More agents likely to go over Secret Service scandal: U.S. lawmaker
WASHINGTON (Reuters) - Most of the Secret Service agents accused of misconduct with prostitutes ahead of President Barack Obama's recent visit to Colombia are likely to leave the agency, a top Republican lawmaker said on Saturday.
Six of 11 employees linked to a night of partying in the coastal city of Cartagena on April 11-12 have left the agency over the scandal, which embarrassed the United States and overshadowed Obama's participation in the Summit of Americas meeting.
"I would think you'll see most of the 11 either resign, retire or will be forced to leave," Representative Peter King, chairman of the House of Representatives Homeland Security Committee, said in an interview on Fox News.
"I doubt, no matter what happens, you're going to see any of these 11 ever involved in any kind of detail like this again. They basically have to stay out of the public eye, if they stay on the job," King said.
The Secret Service, which is tasked with protecting the president, senior administration officials and other prominent figures, said on Friday that a 12th employee had been implicated in the probe and another had been cleared of "serious misconduct" in Cartagena but would face administrative action.
King, whose committee is also probing the Cartagena incident, said the 12th employee was involved in a separate incident that happened "five or six days before the president arrived."

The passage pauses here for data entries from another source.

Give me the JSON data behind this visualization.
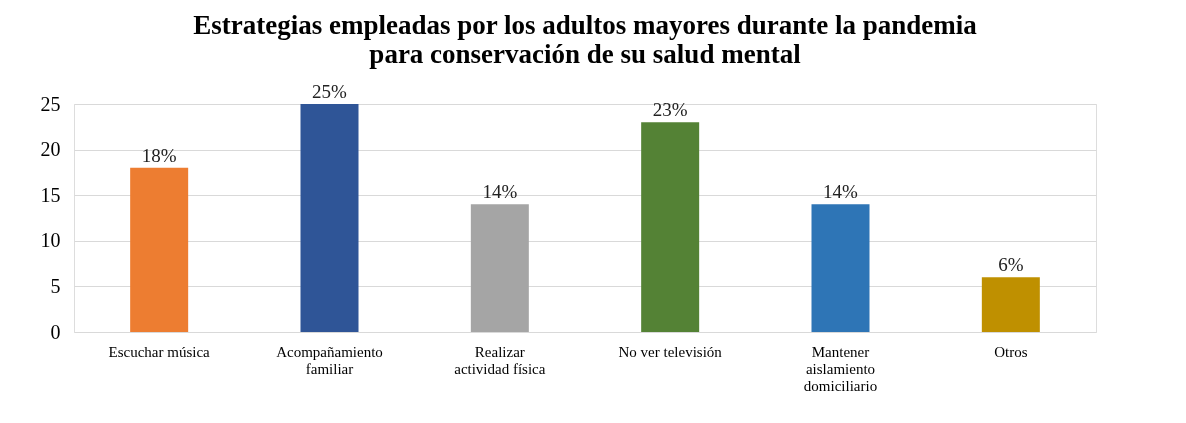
{
  "chart_data": {
    "type": "bar",
    "title": "Estrategias empleadas por los adultos mayores durante la pandemia para conservación de su salud mental",
    "categories": [
      "Escuchar música",
      "Acompañamiento familiar",
      "Realizar actividad física",
      "No ver televisión",
      "Mantener aislamiento domiciliario",
      "Otros"
    ],
    "values": [
      18,
      25,
      14,
      23,
      14,
      6
    ],
    "colors": [
      "#ed7d31",
      "#2f5597",
      "#a5a5a5",
      "#548235",
      "#2e75b6",
      "#bf9000"
    ],
    "value_labels": [
      "18%",
      "25%",
      "14%",
      "23%",
      "14%",
      "6%"
    ],
    "ylim": [
      0,
      25
    ],
    "yticks": [
      0,
      5,
      10,
      15,
      20,
      25
    ],
    "grid": "y",
    "legend": false
  }
}
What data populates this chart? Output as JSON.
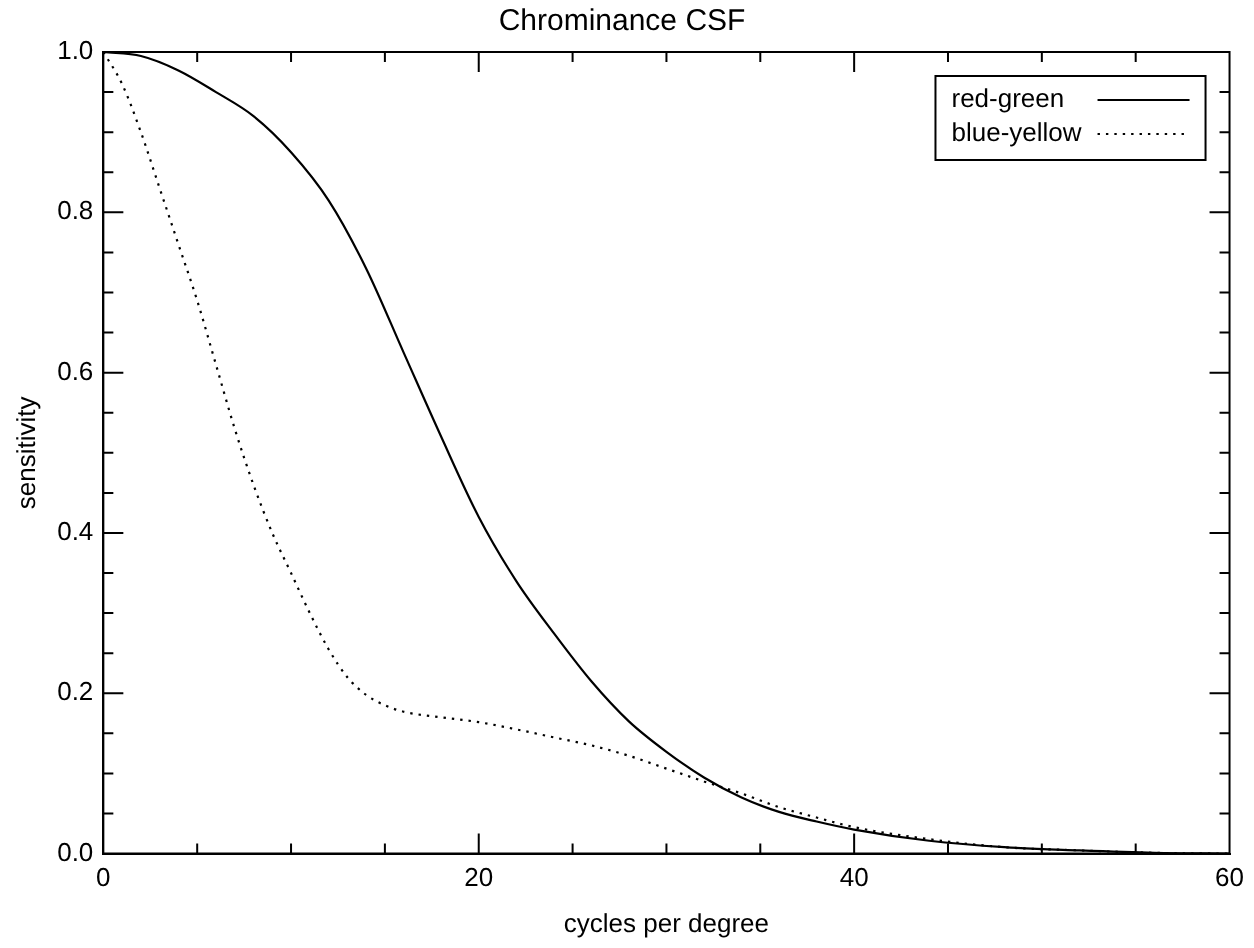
{
  "chart_data": {
    "type": "line",
    "title": "Chrominance CSF",
    "xlabel": "cycles per degree",
    "ylabel": "sensitivity",
    "xlim": [
      0,
      60
    ],
    "xticks": [
      0,
      {
        "value": 5,
        "label": null
      },
      {
        "value": 10,
        "label": null
      },
      {
        "value": 15,
        "label": null
      },
      20,
      {
        "value": 25,
        "label": null
      },
      {
        "value": 30,
        "label": null
      },
      {
        "value": 35,
        "label": null
      },
      40,
      {
        "value": 45,
        "label": null
      },
      {
        "value": 50,
        "label": null
      },
      {
        "value": 55,
        "label": null
      },
      60
    ],
    "ylim": [
      0,
      1
    ],
    "yticks": [
      {
        "value": 0,
        "label": "0.0"
      },
      {
        "value": 0.05,
        "label": null
      },
      {
        "value": 0.1,
        "label": null
      },
      {
        "value": 0.15,
        "label": null
      },
      {
        "value": 0.2,
        "label": "0.2"
      },
      {
        "value": 0.25,
        "label": null
      },
      {
        "value": 0.3,
        "label": null
      },
      {
        "value": 0.35,
        "label": null
      },
      {
        "value": 0.4,
        "label": "0.4"
      },
      {
        "value": 0.45,
        "label": null
      },
      {
        "value": 0.5,
        "label": null
      },
      {
        "value": 0.55,
        "label": null
      },
      {
        "value": 0.6,
        "label": "0.6"
      },
      {
        "value": 0.65,
        "label": null
      },
      {
        "value": 0.7,
        "label": null
      },
      {
        "value": 0.75,
        "label": null
      },
      {
        "value": 0.8,
        "label": "0.8"
      },
      {
        "value": 0.85,
        "label": null
      },
      {
        "value": 0.9,
        "label": null
      },
      {
        "value": 0.95,
        "label": null
      },
      {
        "value": 1,
        "label": "1.0"
      }
    ],
    "grid": false,
    "legend": "top right",
    "marker": "none",
    "series": [
      {
        "name": "red-green",
        "color": "#000000",
        "line_style": "solid",
        "x": [
          0,
          2,
          4,
          6,
          8,
          10,
          12,
          14,
          16,
          18,
          20,
          22,
          24,
          26,
          28,
          30,
          32,
          34,
          36,
          38,
          40,
          44,
          48,
          52,
          56,
          60
        ],
        "values": [
          1.0,
          0.995,
          0.977,
          0.95,
          0.92,
          0.875,
          0.815,
          0.73,
          0.625,
          0.52,
          0.42,
          0.34,
          0.275,
          0.215,
          0.165,
          0.127,
          0.095,
          0.07,
          0.052,
          0.04,
          0.03,
          0.016,
          0.008,
          0.004,
          0.001,
          0
        ]
      },
      {
        "name": "blue-yellow",
        "color": "#000000",
        "line_style": "dotted",
        "x": [
          0,
          1,
          2,
          3,
          4,
          5,
          6,
          7,
          8,
          9,
          10,
          11,
          12,
          13,
          14,
          15,
          16,
          18,
          20,
          22,
          24,
          26,
          28,
          30,
          32,
          34,
          36,
          38,
          40,
          44,
          48,
          52,
          56,
          60
        ],
        "values": [
          1.0,
          0.96,
          0.9,
          0.83,
          0.76,
          0.69,
          0.61,
          0.53,
          0.46,
          0.4,
          0.35,
          0.3,
          0.255,
          0.22,
          0.198,
          0.185,
          0.177,
          0.17,
          0.164,
          0.155,
          0.145,
          0.135,
          0.122,
          0.106,
          0.09,
          0.075,
          0.058,
          0.045,
          0.033,
          0.018,
          0.008,
          0.004,
          0.001,
          0
        ]
      }
    ]
  }
}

The New York Republican said he had four investigators on the case and had spoken several times this week with Secret Service Director Mark Sullivan about the agency's own investigation.

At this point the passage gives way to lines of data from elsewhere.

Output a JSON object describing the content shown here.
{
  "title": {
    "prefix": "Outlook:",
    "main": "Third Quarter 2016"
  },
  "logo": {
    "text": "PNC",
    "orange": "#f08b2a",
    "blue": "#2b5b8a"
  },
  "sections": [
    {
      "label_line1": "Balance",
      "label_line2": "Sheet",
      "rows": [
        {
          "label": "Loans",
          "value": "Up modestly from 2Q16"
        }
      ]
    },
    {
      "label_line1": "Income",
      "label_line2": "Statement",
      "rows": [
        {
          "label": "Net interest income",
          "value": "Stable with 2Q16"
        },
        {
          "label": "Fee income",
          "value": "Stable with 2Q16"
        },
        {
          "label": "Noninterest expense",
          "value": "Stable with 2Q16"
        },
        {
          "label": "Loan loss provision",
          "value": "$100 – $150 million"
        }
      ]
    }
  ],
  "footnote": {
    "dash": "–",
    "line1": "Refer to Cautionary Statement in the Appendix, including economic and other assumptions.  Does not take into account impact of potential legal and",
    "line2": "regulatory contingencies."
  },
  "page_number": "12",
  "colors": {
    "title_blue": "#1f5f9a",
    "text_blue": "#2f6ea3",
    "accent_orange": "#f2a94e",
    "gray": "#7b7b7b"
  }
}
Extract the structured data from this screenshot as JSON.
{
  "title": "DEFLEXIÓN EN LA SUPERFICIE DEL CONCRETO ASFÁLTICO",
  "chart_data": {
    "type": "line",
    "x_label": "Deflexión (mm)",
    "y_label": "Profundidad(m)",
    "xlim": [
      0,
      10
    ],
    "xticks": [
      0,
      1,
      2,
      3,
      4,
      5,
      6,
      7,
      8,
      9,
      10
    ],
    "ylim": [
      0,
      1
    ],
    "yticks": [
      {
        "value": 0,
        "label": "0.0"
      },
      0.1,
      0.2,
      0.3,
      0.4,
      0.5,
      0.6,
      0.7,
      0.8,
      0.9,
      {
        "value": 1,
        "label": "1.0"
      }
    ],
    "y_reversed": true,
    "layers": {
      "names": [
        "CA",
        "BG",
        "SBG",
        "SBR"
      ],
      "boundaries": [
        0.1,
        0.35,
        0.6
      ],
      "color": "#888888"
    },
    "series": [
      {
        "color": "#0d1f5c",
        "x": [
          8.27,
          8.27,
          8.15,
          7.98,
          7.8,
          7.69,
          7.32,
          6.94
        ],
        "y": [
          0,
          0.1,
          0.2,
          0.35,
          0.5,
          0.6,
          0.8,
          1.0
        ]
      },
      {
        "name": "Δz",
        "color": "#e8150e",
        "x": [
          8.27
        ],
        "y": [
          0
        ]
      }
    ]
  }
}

"We want a full record (of the probe), so at the end we can decide if the Secret Service acted appropriately once they found out about it," King said. Two of the original 11 Secret Service employees involved in the scandal were supervisors, he added.
"They should have been in control of everything. Instead, they were accessories. They were part of it," King said.
"Among those eleven, besides what they did, they also are in trouble, if you will, for what they didn't do. And what they didn't do is report it," King said.